I spent five or so years with the LEB and after a brief period seconded to a classified military project in Iran. I left the Board and joined Ford Motor company as a Plant Engineer in their foundry, hot work I can tell you, especially when I had to cross very militant picket lines. By this time I was married and when I got transferred to Ford's European Operations working in France and Germany, we were expecting our first child and almost our first divorce because I was abroad so much. I decided to leave Ford's and I joined a petrochemical company as a Project Engineer in Wood Green, London for five years. This company closed down (getting to be a habit) and I joined a pharmaceutical company initially for four months on an agency basis and left nine and half years later when the company closed down (this is getting seriously worrying). I was out of work briefly and then I got offered an agency post with Tate & Lyle (sweet work that) that lasted for two years (no they didn't close down). Out of work again for four months then I was offered a post as a Senior Electrical Design Engineer with an Irish Utility organization and I am still there, but nowadays I am the Quality and Training Manager.

Last year I got approached by a couple of ladies (thought my luck was changing) who had a questionnaire about Risinghill. I got very interested in what they were doing and when they asked me to join them I happily accepted and so formed the Risinghill Research Group.

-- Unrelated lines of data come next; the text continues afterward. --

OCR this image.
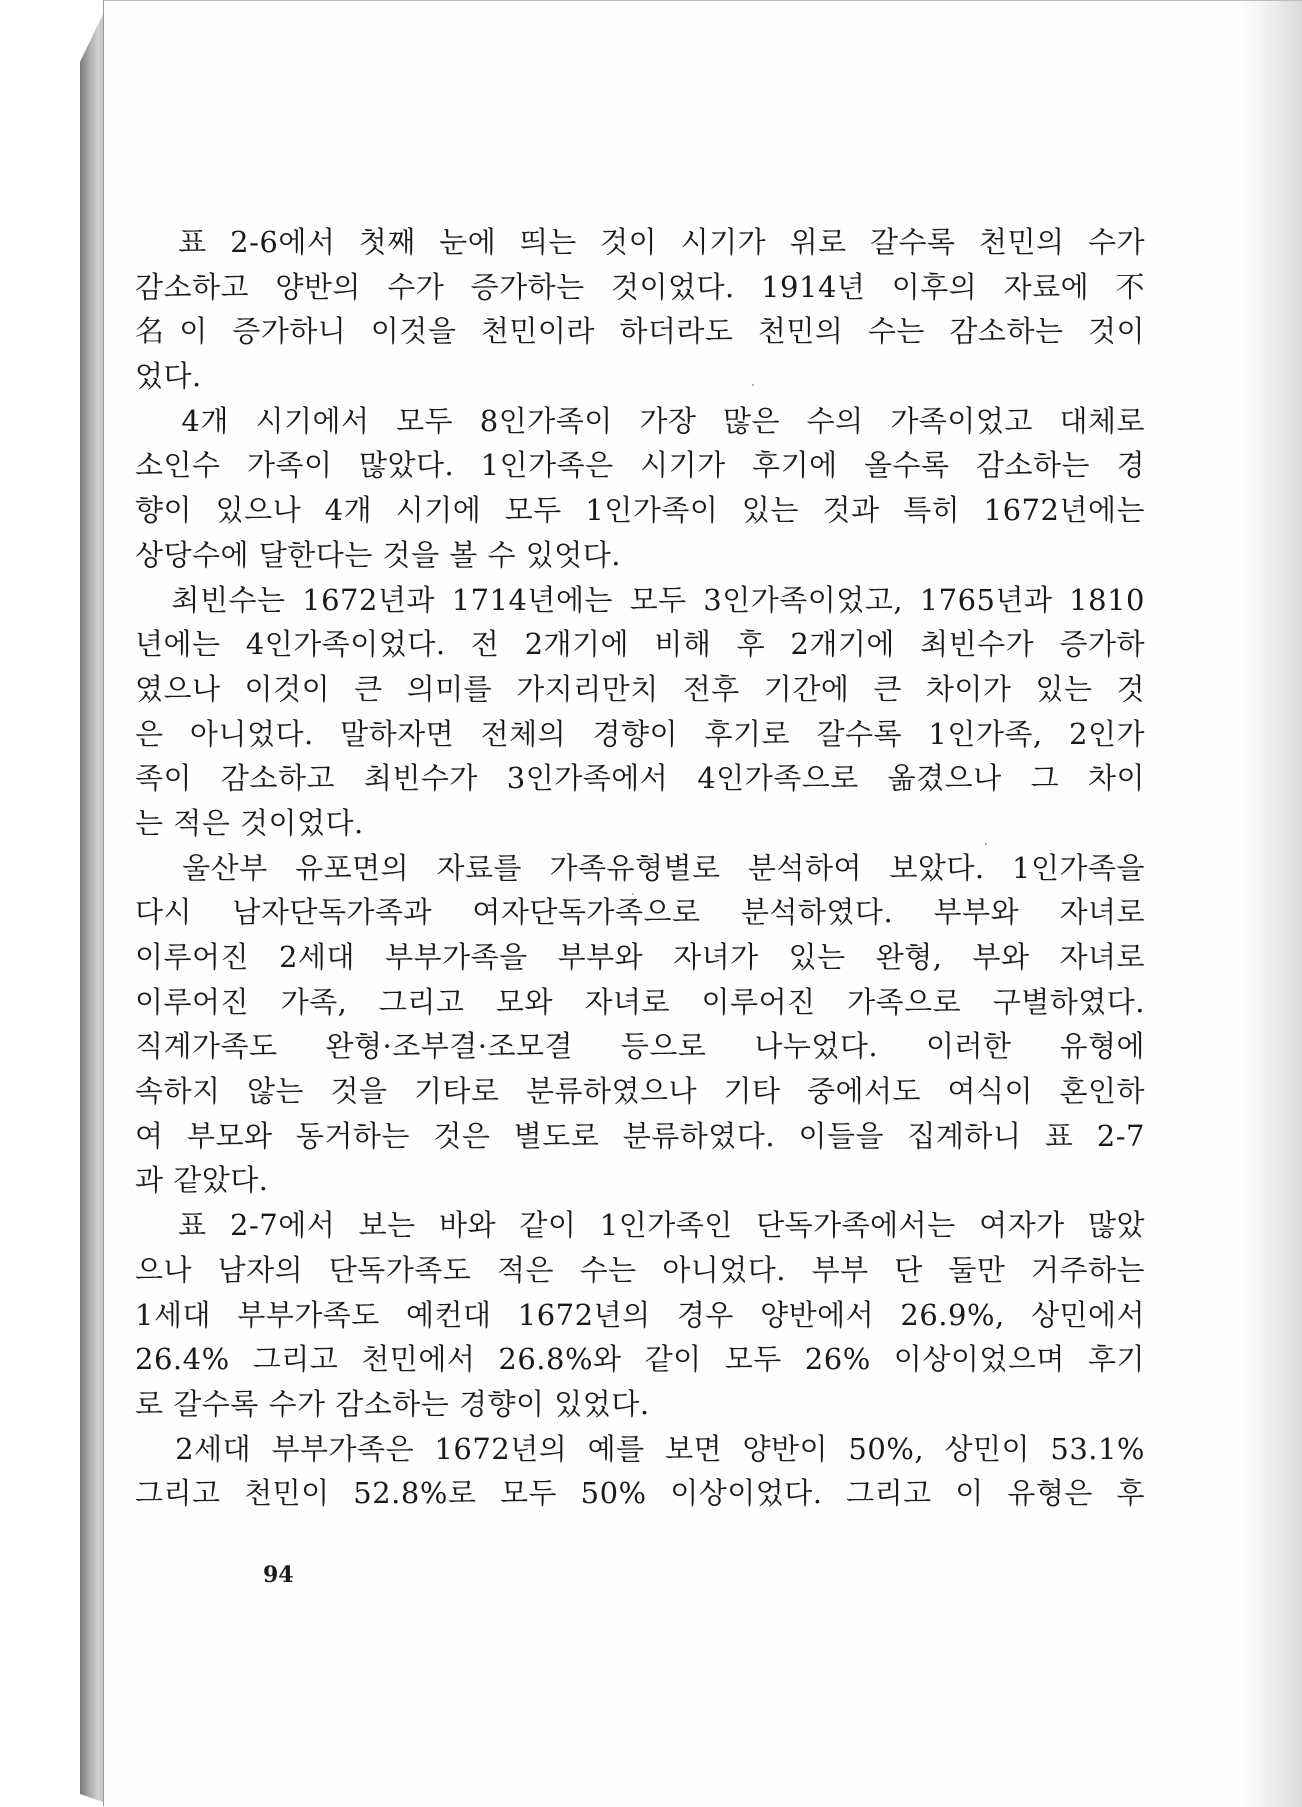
　표 2-6에서 첫째 눈에 띄는 것이 시기가 위로 갈수록 천민의 수가
감소하고 양반의 수가 증가하는 것이었다. 1914년 이후의 자료에 不
名이 증가하니 이것을 천민이라 하더라도 천민의 수는 감소하는 것이
었다.
　4개 시기에서 모두 8인가족이 가장 많은 수의 가족이었고 대체로
소인수 가족이 많았다. 1인가족은 시기가 후기에 올수록 감소하는 경
향이 있으나 4개 시기에 모두 1인가족이 있는 것과 특히 1672년에는
상당수에 달한다는 것을 볼 수 있엇다.
　최빈수는 1672년과 1714년에는 모두 3인가족이었고, 1765년과 1810
년에는 4인가족이었다. 전 2개기에 비해 후 2개기에 최빈수가 증가하
였으나 이것이 큰 의미를 가지리만치 전후 기간에 큰 차이가 있는 것
은 아니었다. 말하자면 전체의 경향이 후기로 갈수록 1인가족, 2인가
족이 감소하고 최빈수가 3인가족에서 4인가족으로 옮겼으나 그 차이
는 적은 것이었다.
　울산부 유포면의 자료를 가족유형별로 분석하여 보았다. 1인가족을
다시 남자단독가족과 여자단독가족으로 분석하였다. 부부와 자녀로
이루어진 2세대 부부가족을 부부와 자녀가 있는 완형, 부와 자녀로
이루어진 가족, 그리고 모와 자녀로 이루어진 가족으로 구별하였다.
직계가족도 완형·조부결·조모결 등으로 나누었다. 이러한 유형에
속하지 않는 것을 기타로 분류하였으나 기타 중에서도 여식이 혼인하
여 부모와 동거하는 것은 별도로 분류하였다. 이들을 집계하니 표 2-7
과 같았다.
　표 2-7에서 보는 바와 같이 1인가족인 단독가족에서는 여자가 많았
으나 남자의 단독가족도 적은 수는 아니었다. 부부 단 둘만 거주하는
1세대 부부가족도 예컨대 1672년의 경우 양반에서 26.9%, 상민에서
26.4% 그리고 천민에서 26.8%와 같이 모두 26% 이상이었으며 후기
로 갈수록 수가 감소하는 경향이 있었다.
　2세대 부부가족은 1672년의 예를 보면 양반이 50%, 상민이 53.1%
그리고 천민이 52.8%로 모두 50% 이상이었다. 그리고 이 유형은 후
94
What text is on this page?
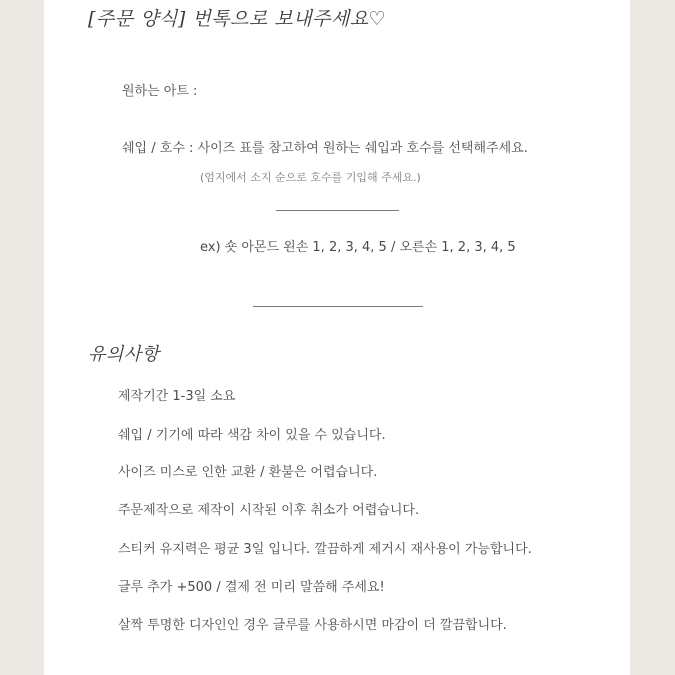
[주문 양식] 번톡으로 보내주세요♡
원하는 아트 :
쉐입 / 호수 : 사이즈 표를 참고하여 원하는 쉐입과 호수를 선택해주세요.
(엄지에서 소지 순으로 호수를 기입해 주세요.)
ex) 숏 아몬드 왼손 1, 2, 3, 4, 5 / 오른손 1, 2, 3, 4, 5
유의사항
제작기간 1-3일 소요
쉐입 / 기기에 따라 색감 차이 있을 수 있습니다.
사이즈 미스로 인한 교환 / 환불은 어렵습니다.
주문제작으로 제작이 시작된 이후 취소가 어렵습니다.
스티커 유지력은 평균 3일 입니다. 깔끔하게 제거시 재사용이 가능합니다.
글루 추가 +500 / 결제 전 미리 말씀해 주세요!
살짝 투명한 디자인인 경우 글루를 사용하시면 마감이 더 깔끔합니다.
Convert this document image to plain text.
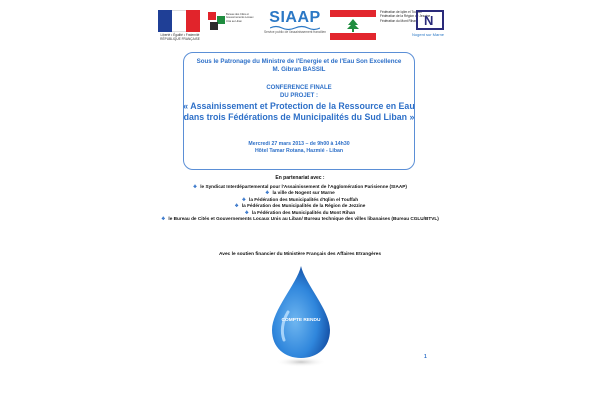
Liberté • Égalité • Fraternité
RÉPUBLIQUE FRANÇAISE
Bureau des Cités et Gouvernements Locaux Unis au Liban	SIAAP
Service public de l'assainissement francilien
Fédération de Iqlim el Touffah
Fédération de la Région de Jezzine
Fédération du Mont Rihan N
Nogent sur Marne
Sous le Patronage du Ministre de l'Energie et de l'Eau Son Excellence
M. Gibran BASSIL
CONFERENCE FINALE
DU PROJET :
« Assainissement et Protection de la Ressource en Eau dans trois Fédérations de Municipalités du Sud Liban »
Mercredi 27 mars 2013 – de 9h00 à 14h30
Hôtel Tamar Rotana, Hazmié - Liban
En partenariat avec :
❖ le Syndicat Interdépartemental pour l'Assainissement de l'Agglomération Parisienne (SIAAP)
❖ la ville de Nogent sur Marne
❖ la Fédération des Municipalités d'Iqlim el Touffah
❖ la Fédération des Municipalités de la Région de Jezzine
❖ la Fédération des Municipalités du Mont Rihan
❖ le Bureau de Cités et Gouvernements Locaux Unis au Liban/ Bureau technique des villes libanaises (Bureau CGLU/BTVL)
Avec le soutien financier du Ministère Français des Affaires Etrangères
COMPTE RENDU
1
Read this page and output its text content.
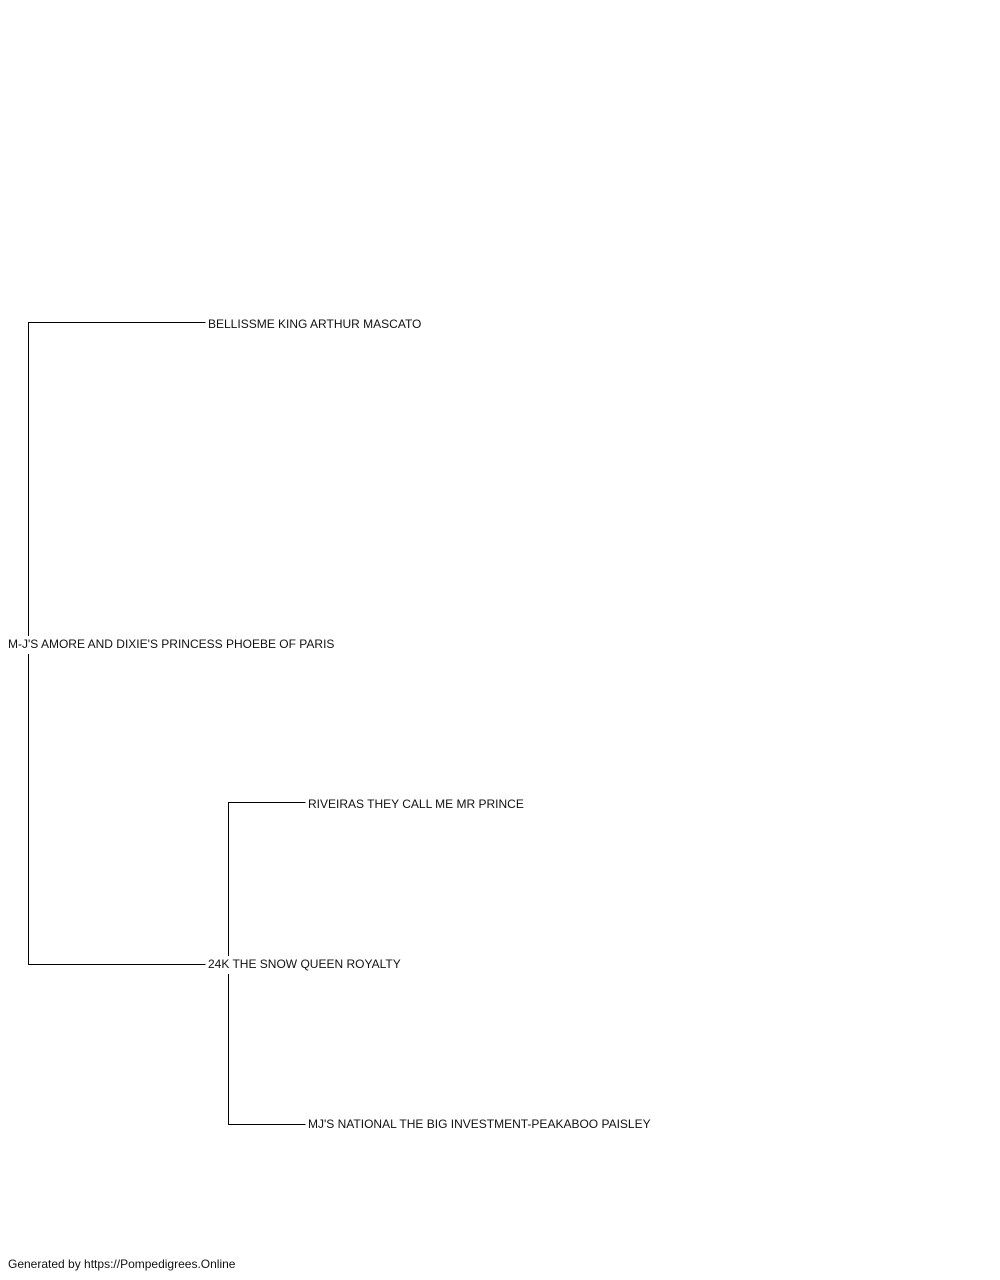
M-J'S AMORE AND DIXIE'S PRINCESS PHOEBE OF PARIS
BELLISSME KING ARTHUR MASCATO
24K THE SNOW QUEEN ROYALTY
RIVEIRAS THEY CALL ME MR PRINCE
MJ'S NATIONAL THE BIG INVESTMENT-PEAKABOO PAISLEY
Generated by https://Pompedigrees.Online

I have had a good career thanks to three teachers at different times in my life, Michael Duane especially as he saw something in me that others were trying to ignore, and not only me many hundreds of children during his career as a teacher.

The last memory I have of MD was on the final day of Risinghill (in July 1965) when he was loading his things into the back of a red van. He was surrounded by a vast number of pupils, teachers, parents and the odd onlookers, the strange thing was the relative quietness, nobody seemed able to speak, and all they could do was stand and stare and by their mere presence demonstrate their support and appreciation for the man and his work. The spell was all too soon broken when he was driven off leaving everybody behind to his or her own thoughts and emotions to begin their new lives without him.